Also, corresponding to the time date of the 3 most current amdump files, can you post the 3 most recent log files. from the same path.

/etc/amanda/<backup-set in question>/log.200702......

Thank You
-Shailen

martineau
February 16th, 2007, 11:32 AM
The amdump.1 ar amflush.1 file is needed to debug this problem.
Could you also post the taper.<timestamp>.debug file?

Andrew Rakowski
February 16th, 2007, 01:18 PM
The amdump.1 ar amflush.1 file is needed to debug this problem.
Could you also post the taper.<timestamp>.debug file?

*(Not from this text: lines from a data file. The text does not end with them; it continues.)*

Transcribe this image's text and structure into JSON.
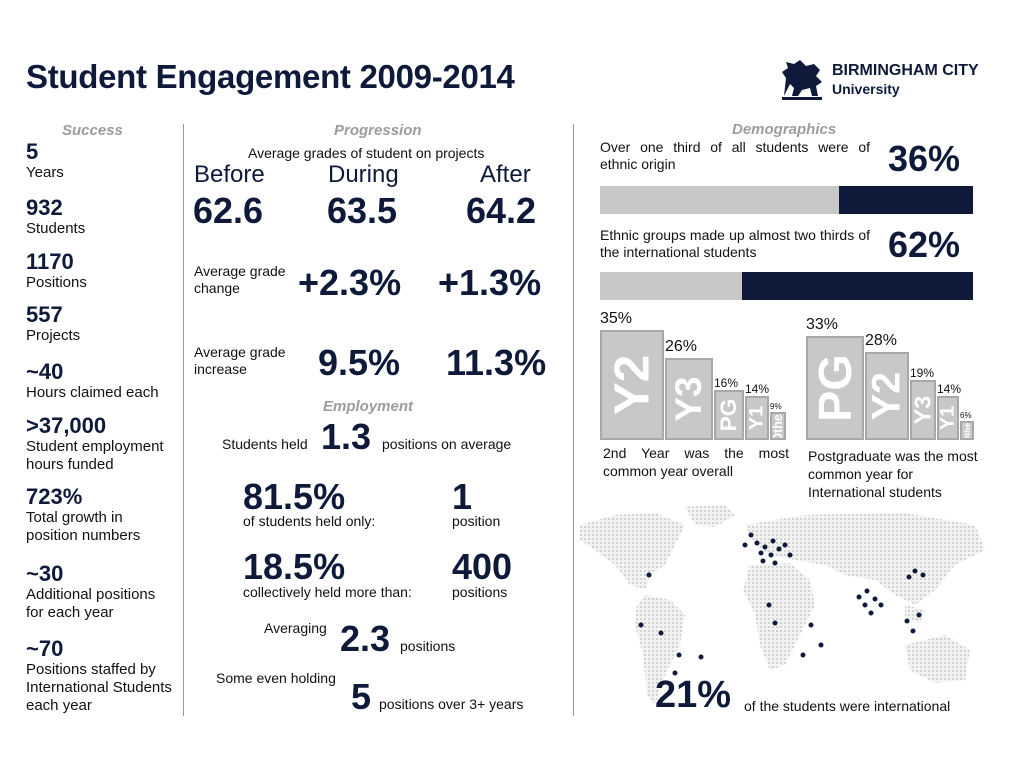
{
  "title": "Student Engagement 2009-2014",
  "logo": {
    "line1": "BIRMINGHAM CITY",
    "line2": "University",
    "icon": "lion-icon"
  },
  "success": {
    "heading": "Success",
    "stats": [
      {
        "value": "5",
        "label": "Years"
      },
      {
        "value": "932",
        "label": "Students"
      },
      {
        "value": "1170",
        "label": "Positions"
      },
      {
        "value": "557",
        "label": "Projects"
      },
      {
        "value": "~40",
        "label": "Hours claimed each"
      },
      {
        "value": ">37,000",
        "label": "Student employment hours funded"
      },
      {
        "value": "723%",
        "label": "Total growth in position numbers"
      },
      {
        "value": "~30",
        "label": "Additional positions for each year"
      },
      {
        "value": "~70",
        "label": "Positions staffed by International Students each year"
      }
    ]
  },
  "progression": {
    "heading": "Progression",
    "subtitle": "Average grades of student on projects",
    "columns": [
      {
        "label": "Before",
        "value": "62.6"
      },
      {
        "label": "During",
        "value": "63.5"
      },
      {
        "label": "After",
        "value": "64.2"
      }
    ],
    "change_label": "Average grade change",
    "changes": [
      "+2.3%",
      "+1.3%"
    ],
    "increase_label": "Average grade increase",
    "increases": [
      "9.5%",
      "11.3%"
    ]
  },
  "employment": {
    "heading": "Employment",
    "held_prefix": "Students held",
    "held_value": "1.3",
    "held_suffix": "positions on average",
    "pct1": "81.5%",
    "pct1_label": "of students held only:",
    "num1": "1",
    "num1_label": "position",
    "pct2": "18.5%",
    "pct2_label": "collectively held more than:",
    "num2": "400",
    "num2_label": "positions",
    "avg_prefix": "Averaging",
    "avg_value": "2.3",
    "avg_suffix": "positions",
    "some_prefix": "Some even holding",
    "some_value": "5",
    "some_suffix": "positions over 3+ years"
  },
  "demographics": {
    "heading": "Demographics",
    "stat1_text": "Over one third of all students were of ethnic origin",
    "stat1_value": "36%",
    "stat1_fraction": 0.36,
    "stat2_text": "Ethnic groups made up almost two thirds of the international students",
    "stat2_value": "62%",
    "stat2_fraction": 0.62,
    "colors": {
      "dark": "#0f1a3a",
      "light": "#c8c8c8"
    },
    "chart_left": {
      "bars": [
        {
          "label": "Y2",
          "pct": "35%",
          "value": 35
        },
        {
          "label": "Y3",
          "pct": "26%",
          "value": 26
        },
        {
          "label": "PG",
          "pct": "16%",
          "value": 16
        },
        {
          "label": "Y1",
          "pct": "14%",
          "value": 14
        },
        {
          "label": "Other",
          "pct": "9%",
          "value": 9
        }
      ],
      "caption": "2nd Year was the most common year overall"
    },
    "chart_right": {
      "bars": [
        {
          "label": "PG",
          "pct": "33%",
          "value": 33
        },
        {
          "label": "Y2",
          "pct": "28%",
          "value": 28
        },
        {
          "label": "Y3",
          "pct": "19%",
          "value": 19
        },
        {
          "label": "Y1",
          "pct": "14%",
          "value": 14
        },
        {
          "label": "Other",
          "pct": "6%",
          "value": 6
        }
      ],
      "caption": "Postgraduate was the most common year for International students"
    },
    "intl_value": "21%",
    "intl_label": "of the students were international"
  }
}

The log files that you and Shailen have requested amount to just over 35MB of files, which gzip's down to about 2.8MB at maximum compression. If you have a place I can upload it, I can do that. Otherwise, if there are particular things to look for, I can look around and/or snip out sections of particular interest. I didn't realize that the amflush process left log files behind, and I'll see if there's anything obvious in there.

I didn't find any files starting with the string "taper" anywhere in the /etc/amanda directory tree.

You can contact me off the forum at:

ambackup.rakowski 'at' spamgourmet.com

to arrange for some place where I can put these files for you to look at.

Thanks for helping out...

-Andrew

ps: Is it the weekend yet? Somehow, it feels like a Monday! :)

shailen
February 16th, 2007, 01:50 PM
i will email you the ftp information :)

-shailen

Andrew Rakowski
February 16th, 2007, 06:53 PM
i will email you the ftp information :)

-shailen

I worked with Shailen and Jean-Louis offline and discovered the problem. After deleting the exactly 32KB sized file in the holding disk directory, I was able to run a flush successfully (filled seven tapes). I suspect this file was created just as the system crashed/amanda processes died, and amflush didn't know what to do with it.

Thanks for all the help folks! 8^)

-Andrew